Oh, the unsuspected woes of server migration

Last night, I migrated The Internet Company’s servers from a Linux-VServer host to an OpenVZ host. It all went well, except one crazy detail.

The OpenVZ host runs on CentOS, and apparently its way of calling gettimeofday(2) doesn’t agree with PLD’s glibc’s way. Specifically, the 9th bit of the resulting time is wrong … some of the time.

` with kernel.vsyscall64=0: 2011-05-09 17:14:48 -0600 1304982888 1001101110010000111010101101000

with kernel.vsyscall64=1: 2011-05-09 17:19:56 -0600 1304983196 1001101110010000111011010011100

with kernel.vsyscall64=0: 2011-05-09 17:15:04 -0600 1304982904 1001101110010000111010101111000 `

Fixed!

So what happens is that you get errors like Dovecot complaining of things like this:

May 9 15:36:31 host dovecot: pop3: Fatal: Time just moved backwards by 290 seconds.
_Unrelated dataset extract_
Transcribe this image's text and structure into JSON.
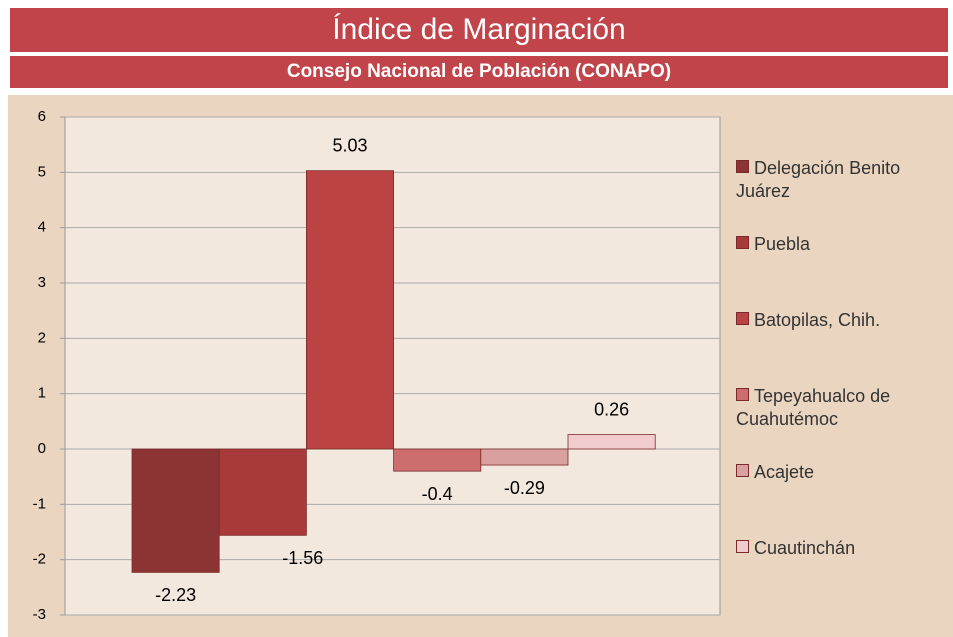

This might cause a lot of problems, so I'll just kill myself now. http://wiki2.dovecot.org/TimeMovedBackwards

since the mail server needs to know what time things arrived, and the date going backward is a sign that the clock is Not Reliable.

It also gives errors like this when things move forward again:

May 9 15:33:54 host dovecot: imap-login: Error: master(imap): Auth request timed out (received 0/12 bytes) May 9 15:33:54 host dovecot: pop3-login: Error: master(pop3): Auth request timed out (received 0/12 bytes) May 9 15:33:54 host dovecot: imap-login: Error: master(imap): Auth request timed out (received 0/12 bytes)

So the solution? set kernel.vsyscall64=0. It fixes the mismatch between guest and host on OpenVZ, making the five-minute jump disappear. Just pop that line into /etc/sysctl.conf and then apply it with sysctl -p.